Sima Lan est le chef du village des Trois Patronymes, « village peuplé des seules familles Lan, Du et Sima. Il est situé au plus profond des monts de la chaîne des Balou ». Une malédiction isole davantage encore ses habitants, car nul ne veut plus se lier à eux : « Depuis un siècle environ, c’est de la maladie de la gorge obstruée qu’ils meurent tous. Leur durée de vie est passée de soixante ans à cinquante puis quarante, jusqu’à ce que finalement plus personne n’atteigne les quarante ans ». Sima Lan a 39 ans lorsque s’ouvre le roman. Il sait donc que son heure est proche. Pourtant, il espère encore échapper à son destin, repousser la mort de plusieurs dizaines d’années. Le bruit court qu’une nouvelle opération - très onéreuse - permettrait de vaincre la maladie de la gorge obstruée. Ses frères Lu et Hu partent alors dans la grande ville vendre leur peau au dispensaire des grands brûlés afin de réunir la somme nécessaire. Puis c’est vers Sishi, sa maîtresse, que se tourne Sima Lan : qu’elle aille faire commerce de son corps pour le sauver et il quittera sa femme Zhucui pour vivre avec elle. Le triangle amoureux qui se dessine dans les premiers chapitres s’éclaire au cours de la remontée du temps ; l’amour cède face au pouvoir et au désir de survie.

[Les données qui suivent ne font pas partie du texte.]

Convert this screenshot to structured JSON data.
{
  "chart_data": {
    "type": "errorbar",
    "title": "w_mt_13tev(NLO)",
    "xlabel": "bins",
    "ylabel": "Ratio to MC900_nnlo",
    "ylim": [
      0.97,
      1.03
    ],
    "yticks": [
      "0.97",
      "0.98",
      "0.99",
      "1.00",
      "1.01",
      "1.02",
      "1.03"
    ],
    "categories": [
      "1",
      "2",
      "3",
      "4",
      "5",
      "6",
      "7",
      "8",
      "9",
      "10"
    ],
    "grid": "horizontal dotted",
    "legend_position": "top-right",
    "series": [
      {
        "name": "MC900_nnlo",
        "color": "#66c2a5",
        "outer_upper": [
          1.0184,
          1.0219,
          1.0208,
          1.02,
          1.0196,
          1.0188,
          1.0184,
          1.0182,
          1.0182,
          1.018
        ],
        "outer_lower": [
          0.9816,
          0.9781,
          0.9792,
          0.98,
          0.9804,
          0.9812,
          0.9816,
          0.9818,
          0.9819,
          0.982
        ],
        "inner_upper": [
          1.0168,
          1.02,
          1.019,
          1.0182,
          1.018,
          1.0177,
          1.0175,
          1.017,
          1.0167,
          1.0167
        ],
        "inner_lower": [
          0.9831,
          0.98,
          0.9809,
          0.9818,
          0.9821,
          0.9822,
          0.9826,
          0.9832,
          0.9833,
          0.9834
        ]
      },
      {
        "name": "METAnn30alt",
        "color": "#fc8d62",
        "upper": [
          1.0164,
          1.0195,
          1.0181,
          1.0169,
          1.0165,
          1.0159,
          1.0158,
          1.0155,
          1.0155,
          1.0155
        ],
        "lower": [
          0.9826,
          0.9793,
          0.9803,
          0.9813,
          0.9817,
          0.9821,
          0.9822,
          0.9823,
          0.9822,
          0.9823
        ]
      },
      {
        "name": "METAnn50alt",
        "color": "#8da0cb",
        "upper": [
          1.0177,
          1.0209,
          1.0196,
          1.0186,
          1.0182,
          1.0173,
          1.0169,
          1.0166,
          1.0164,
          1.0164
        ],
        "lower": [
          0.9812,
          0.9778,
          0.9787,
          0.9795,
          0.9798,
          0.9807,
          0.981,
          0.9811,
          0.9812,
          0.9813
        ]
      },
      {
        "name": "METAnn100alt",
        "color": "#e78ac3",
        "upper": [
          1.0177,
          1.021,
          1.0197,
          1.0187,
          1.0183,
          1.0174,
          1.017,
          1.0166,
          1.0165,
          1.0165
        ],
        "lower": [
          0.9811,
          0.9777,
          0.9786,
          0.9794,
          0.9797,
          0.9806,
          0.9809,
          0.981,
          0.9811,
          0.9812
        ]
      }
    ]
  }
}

Le roman est composé de cinq parties, cinq âges de la vie de ses personnages principaux : de la mort à la naissance. Chacune est animée de la même urgence : comment échapper à cette mort promise avant 40 ans ? Comme dans les plus sombres tragédies, les habitants des Trois Patronymes sont prêts à tout pour contrer la malédiction qui pèse sur leur village : vendre sa peau, son corps, trahir, et même tuer. Les chefs du village tentent chacun à leur tour d’y remédier en mobilisant les villageois dans des entreprises aussi titanesques que vaines : retourner les terres, basculer dans la monoculture du colza ou encore construire un canal qui ferait venir une eau salvatrice. Mais la malédiction en est-elle vraiment une ?

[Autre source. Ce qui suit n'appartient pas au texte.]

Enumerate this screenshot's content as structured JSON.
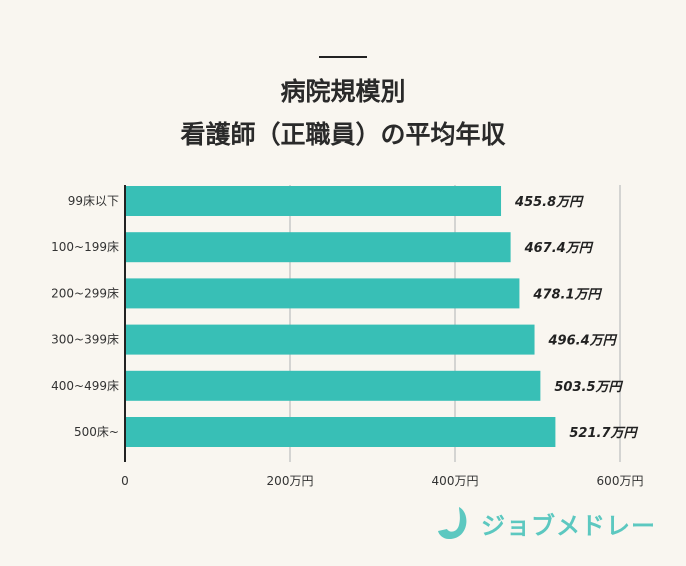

Yan Lianke nous emporte dans une fiction à première vue atemporelle mais qui s’inscrit dans un regard critique sur la Chine communiste et les méfaits écologiques de l’industrialisation. Plusieurs visages de la Chine se côtoient et se superposent au cours du roman.  A la vie traditionnelle dans le village reculé s’oppose la politique du Parti : l’école pour devenir cadre, le partage des terres, la coopérative et les communes populaires. Mais une troisième Chine émerge déjà, celle de la société de consommation avec l’autorisation de faire du commerce, les usines d’acier, l’attrait de la ville, le désir de dépenser pour soi et non pour la communauté.


La fuite du temps est une épopée paysanne, le récit tragique, désespéré et magnifique de la lutte d’un petit village pour sa survie.


La Fuite du temps, Yan Lianke, traduit du chinois par Brigitte Guilbaud, Picquier poche, 2017, 621 pages.